Entre la idea de ‘morada’ y la noción de
‘costumbre’ se tiende un puente que no es nada difícil de reconstruir. La morada, la residencia, supone un lugar en
el espacio habitado, y por tanto, constituye la condición sine qua non del habitar.
Se habita únicamente en la medida en que hay una morada, una residencia;
y esto es sólo posible en razón que exista un suelo, una tierra en que
construir la morada. Así, la tierra posibilita la morada y la morada es la
condición sine qua non del habitar.
Ahora bien, el habitar genera hábitos y los hábitos son la sustancia que
constituye a la costumbre. De este modo es fácil ver cómo se puede ir de la
morada a las costumbres. El camino que
lleva de un concepto al otro es diáfano y no dificulta el entendimiento. Otra cosa distinta es, por cierto, su
comprensión.
Para ello, el primer concepto que se nos impone
en esta nueva nomenclatura es la noción de ‘tierra’. El ‘morar’ la consulta como su condición
necesaria y suficiente. No es posible
morar, y por tanto, generar un ethos, si no hay una tierra, esto es, si no se
conserva para sí mismo y para quienes le rodean, ese lugar preciso en el que
echar raíces y guarecerse. Para el griego
antiguo, y luego para el romano de los primeros años de la república, esa
tierra supone un lugar harto concreto: es el espacio que usa para la
construcción de su casa, es la tierra que constituye el presupuesto de su
Patria. Que nadie se confunda en este
respecto. La morada, el ethos, no es
ninguna cuestión abstracta. No es una
patria en el alma del hombre, ni es un espacio imaginario en la mente de algún
individuo. A decir verdad, todas estas
presunciones ‘mentales’ (psycho thing) son más bien características del mundo
moderno. El hombre antiguo es mucho más
concreto de lo que a veces nos es permitido advertir. En este caso su tierra, su patria, su morada
no supone ninguna abstracción de su mente: en ello basa el hombre antiguo su
salud mental. Su tierra es la que tiene
en frente, aquella que puede labrar y de la que espera el fruto de sus
cosechas.
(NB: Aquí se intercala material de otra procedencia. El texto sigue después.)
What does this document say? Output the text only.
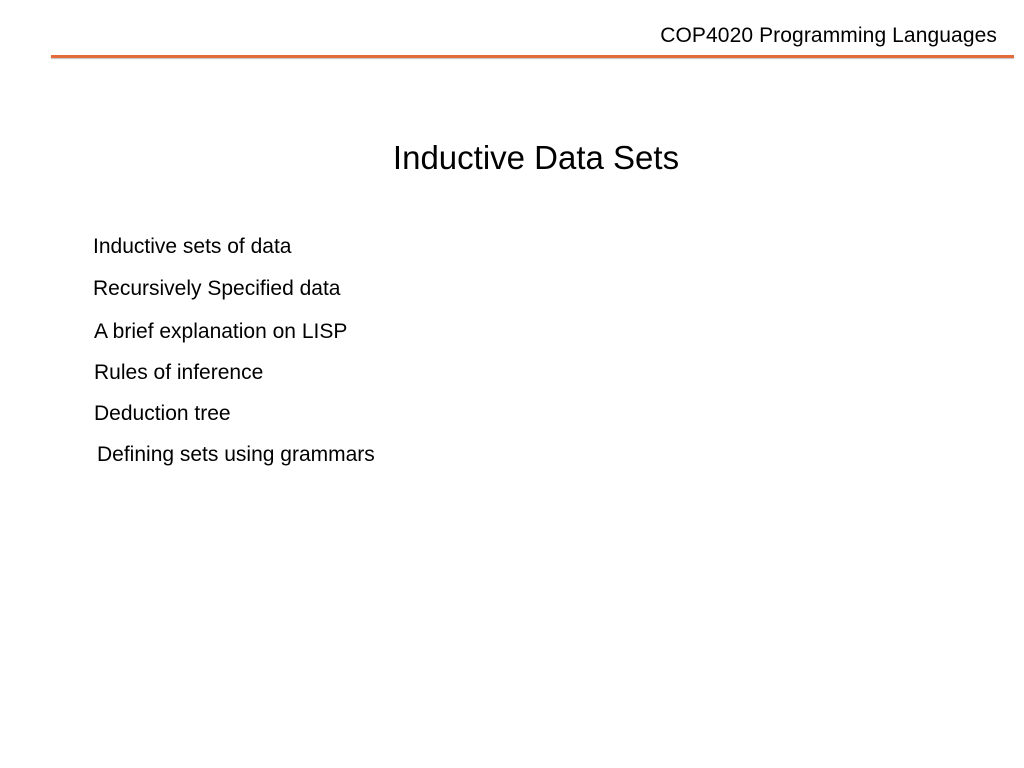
COP4020 Programming Languages
Inductive Data Sets
Inductive sets of data
Recursively Specified data
A brief explanation on LISP
Rules of inference
Deduction tree
Defining sets using grammars
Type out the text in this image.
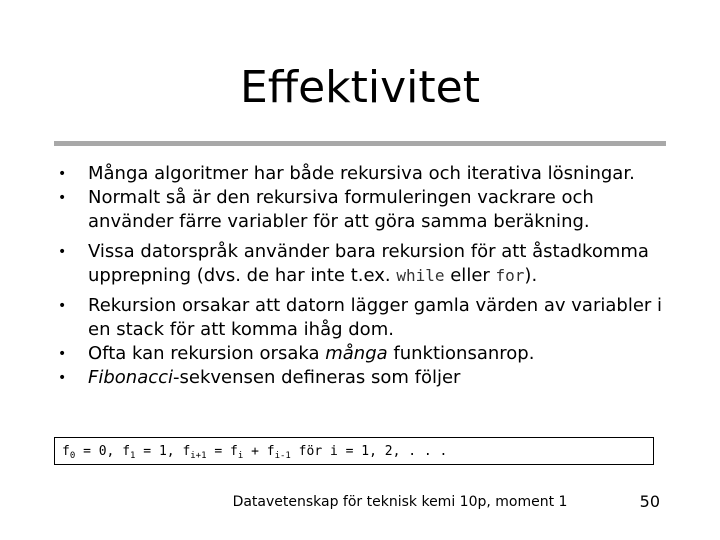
Effektivitet
•	Många algoritmer har både rekursiva och iterativa lösningar.
•	Normalt så är den rekursiva formuleringen vackrare och använder färre variabler för att göra samma beräkning.
•	Vissa datorspråk använder bara rekursion för att åstadkomma upprepning (dvs. de har inte t.ex. while eller for).
•	Rekursion orsakar att datorn lägger gamla värden av variabler i en stack för att komma ihåg dom.
•	Ofta kan rekursion orsaka många funktionsanrop.
•	Fibonacci-sekvensen defineras som följer
$f_0 = 0$, $f_1 = 1$, $f_{i+1} = f_i + f_{i-1}$ för i = 1, 2, . . .
Datavetenskap för teknisk kemi 10p, moment 1	50
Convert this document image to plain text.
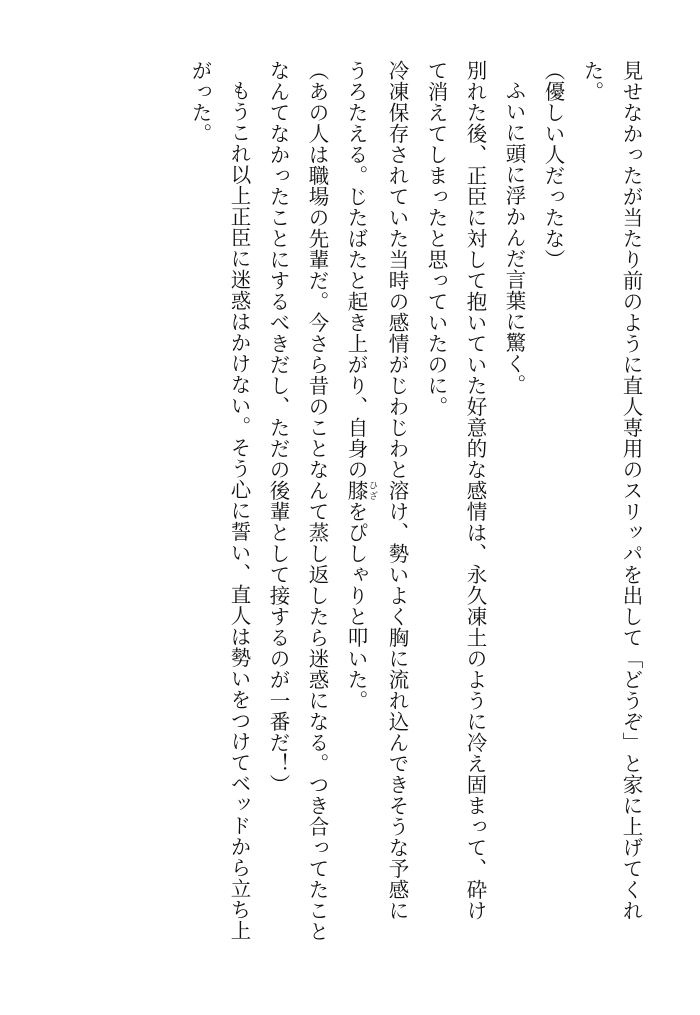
見せなかったが当たり前のように直人専用のスリッパを出して「どうぞ」と家に上げてくれ
た。
（優しい人だったな）
ふいに頭に浮かんだ言葉に驚く。
別れた後、正臣に対して抱いていた好意的な感情は、永久凍土のように冷え固まって、砕け
て消えてしまったと思っていたのに。
冷凍保存されていた当時の感情がじわじわと溶け、勢いよく胸に流れ込んできそうな予感に
うろたえる。じたばたと起き上がり、自身の膝 ひざをぴしゃりと叩いた。
（あの人は職場の先輩だ。今さら昔のことなんて蒸し返したら迷惑になる。つき合ってたこと
なんてなかったことにするべきだし、ただの後輩として接するのが一番だ！）
もうこれ以上正臣に迷惑はかけない。そう心に誓い、直人は勢いをつけてベッドから立ち上
がった。
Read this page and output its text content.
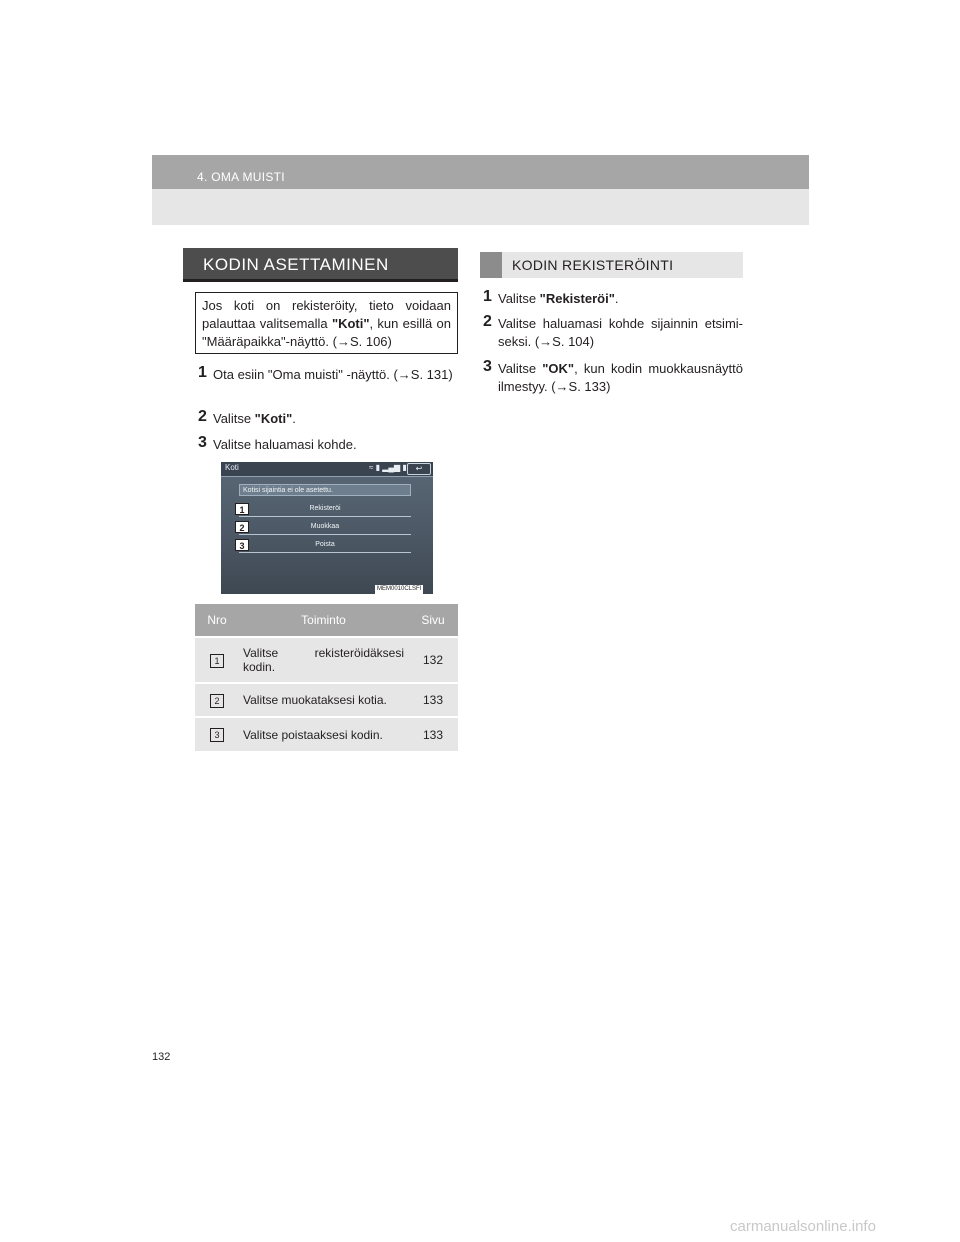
4. OMA MUISTI
KODIN ASETTAMINEN
Jos koti on rekisteröity, tieto voidaan palauttaa valitsemalla "Koti", kun esillä on "Määräpaikka"-näyttö. (→S. 106)
1 Ota esiin "Oma muisti" -näyttö. (→S. 131)
2 Valitse "Koti".
3 Valitse haluamasi kohde.
Koti	≈ ▮ ▂▄▆ ▮	↩
Kotisi sijaintia ei ole asetettu.
Rekisteröi
Muokkaa
Poista
1
2
3
MEM0010CLSFI
Nro	Toiminto	Sivu
1	Valitse rekisteröidäksesi kodin.	132
2	Valitse muokataksesi kotia.	133
3	Valitse poistaaksesi kodin.	133
KODIN REKISTERÖINTI
1 Valitse "Rekisteröi".
2 Valitse haluamasi kohde sijainnin etsimi-seksi. (→S. 104)
3 Valitse "OK", kun kodin muokkausnäyttö ilmestyy. (→S. 133)
132
carmanualsonline.info
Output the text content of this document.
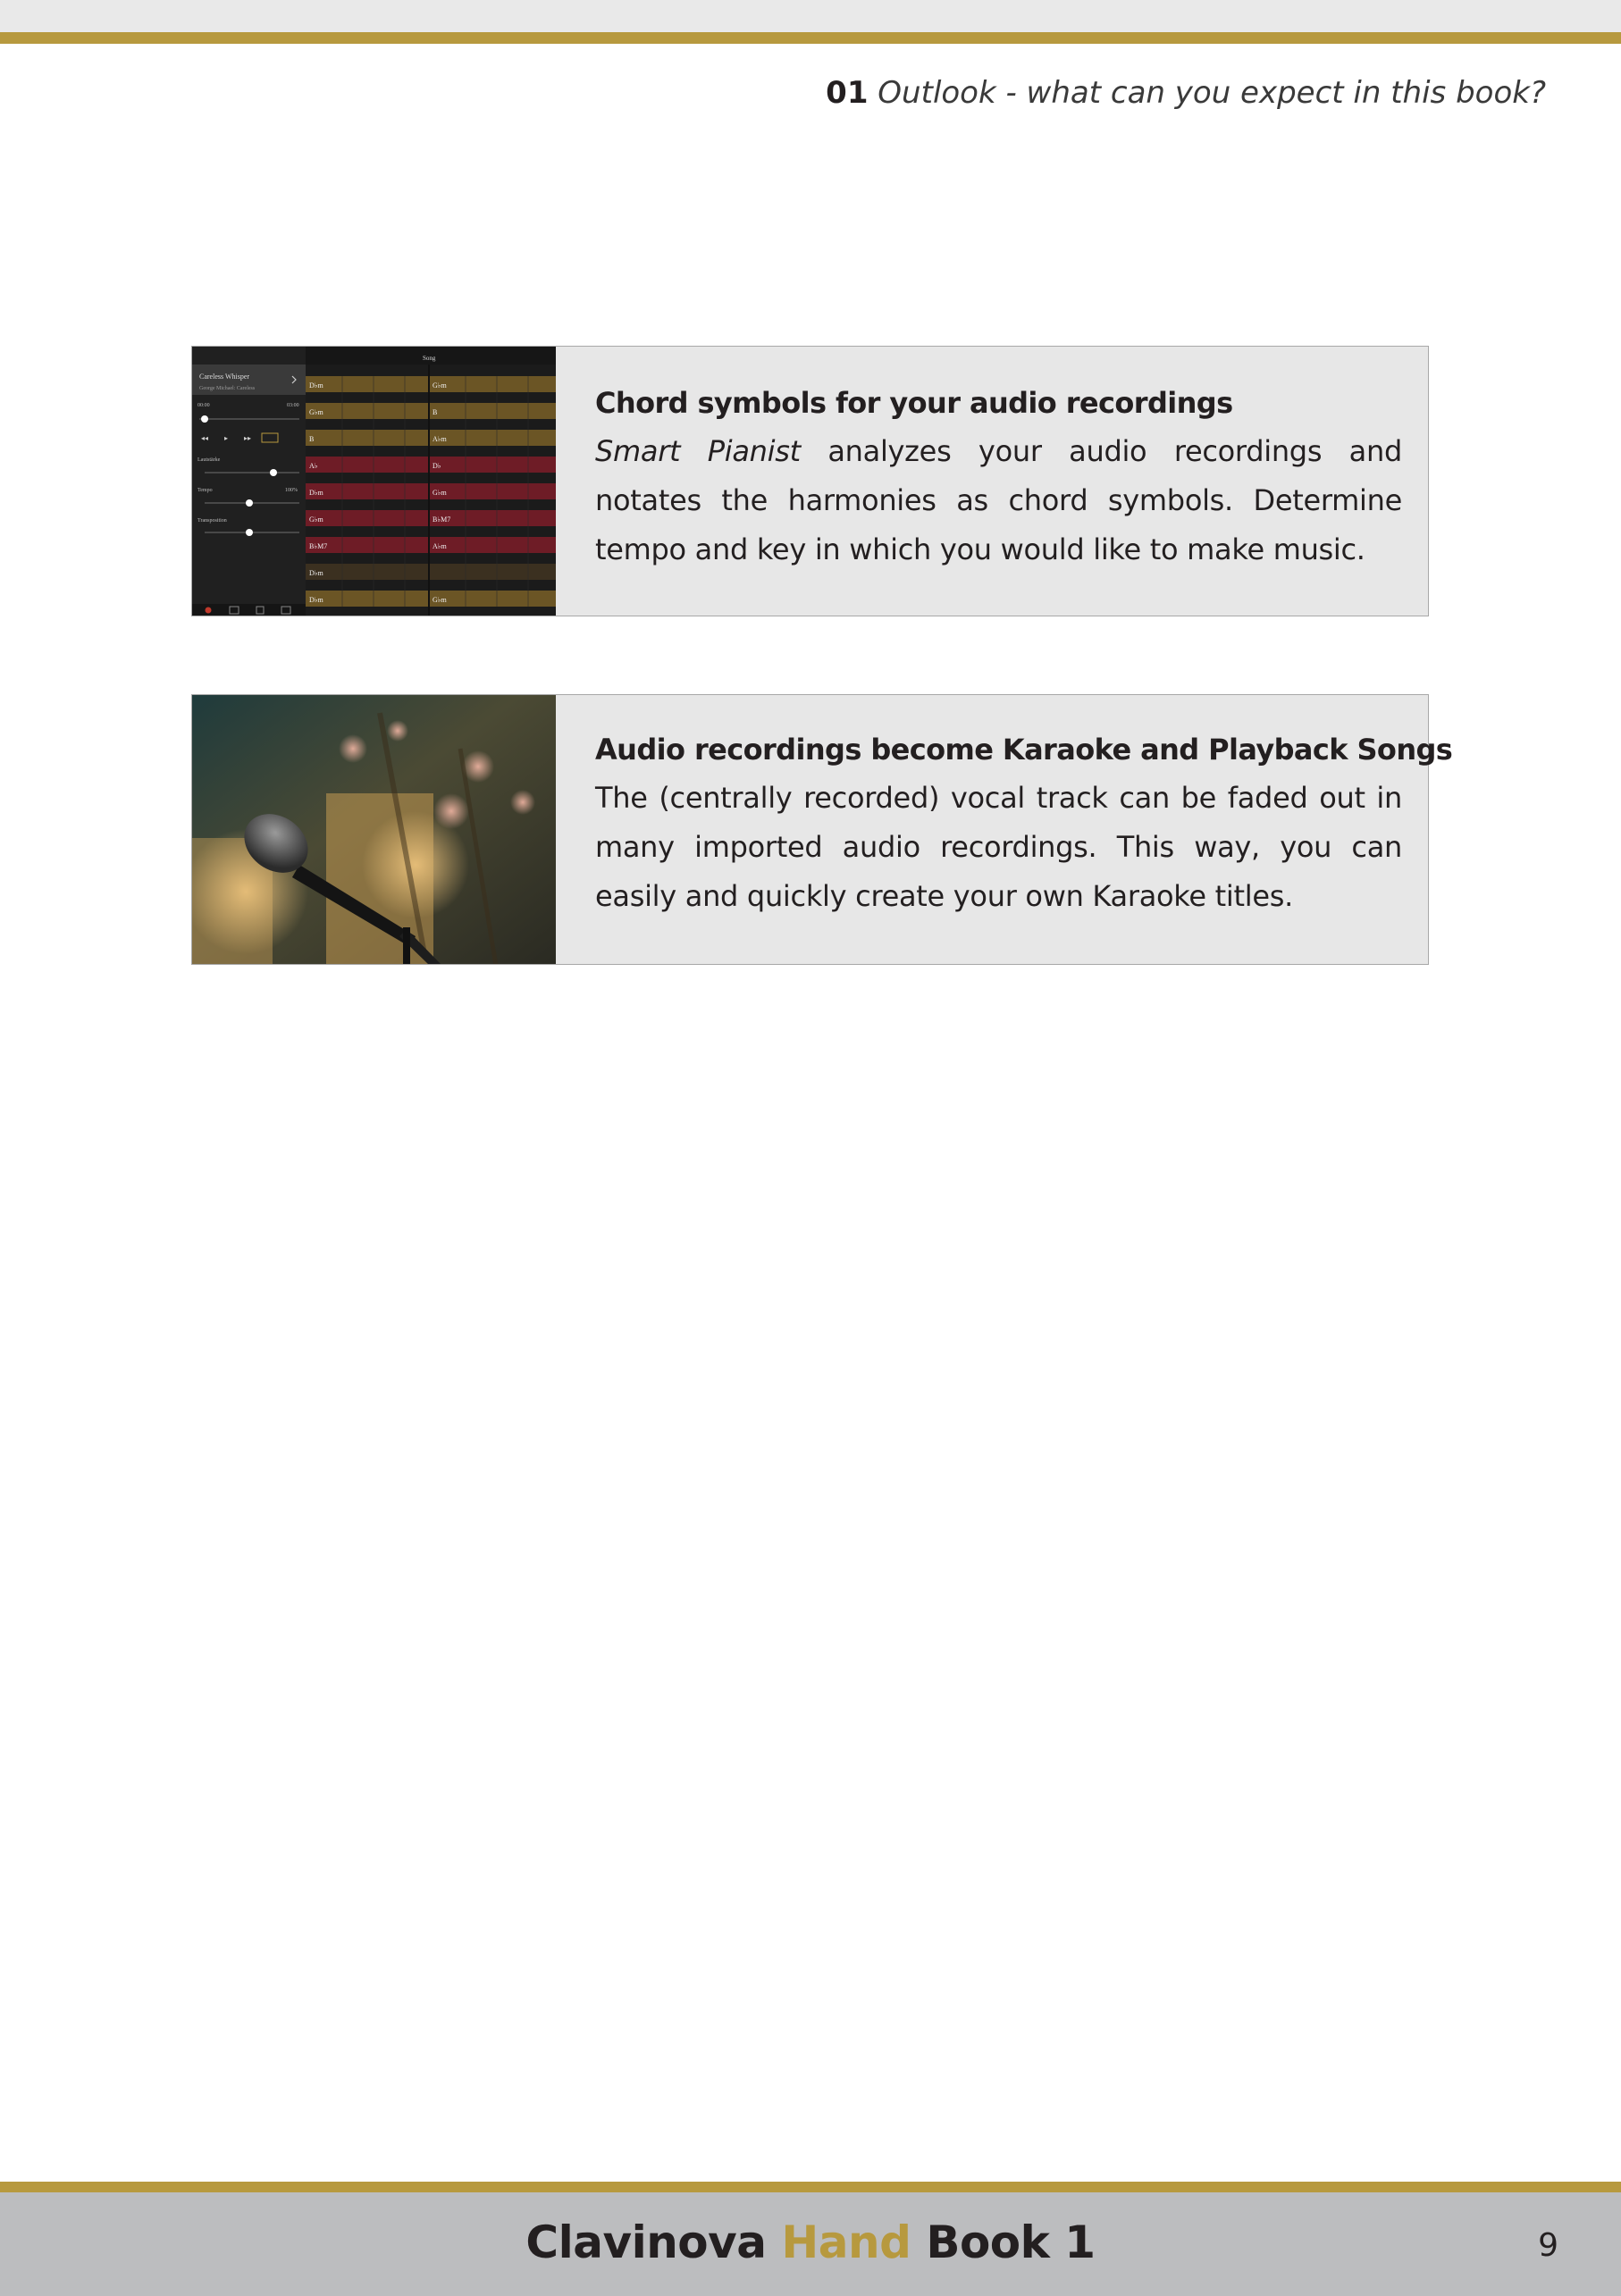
01 Outlook - what can you expect in this book?
Careless Whisper
George Michael: Careless
00:00	03:00
◂◂ ▸ ▸▸
Lautstärke
Tempo	100%
Transposition
Song
D♭m
G♭m
B
A♭
D♭m
G♭m
B♭M7
D♭m
D♭m
G♭m
B
A♭m
D♭
G♭m
B♭M7
A♭m
G♭m

Chord symbols for your audio recordings

Smart Pianist analyzes your audio recordings and notates the harmonies as chord symbols. Determine tempo and key in which you would like to make music.

Audio recordings become Karaoke and Playback Songs

The (centrally recorded) vocal track can be faded out in many imported audio recordings. This way, you can easily and quickly create your own Karaoke titles.

Clavinova Hand Book 1	9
Es también la tierra visible
donde construye su morada y la tierra que habitan sus hijos y que en otro tiempo
habitaron sus antepasados. Es por último
la tierra que habitan sus paisanos, los hombres y mujeres que forman parte de
su pueblo, y que en el mundo antiguo comparten con él algo todavía más preciado
que ese tierra concreta que habitan, que ese mundo de significaciones comunes y
experiencias parecidas.
La tierra es, por tanto, el primer presupuesto
de la morada, la condición de posibilidad del ethos. Pero el vínculo entre el ethos y la tierra es
todavía más complejo de lo que hemos expuesto hasta aquí. El morar la tierra, el habitarla, no es
simplemente ocupar un lugar en el espacio.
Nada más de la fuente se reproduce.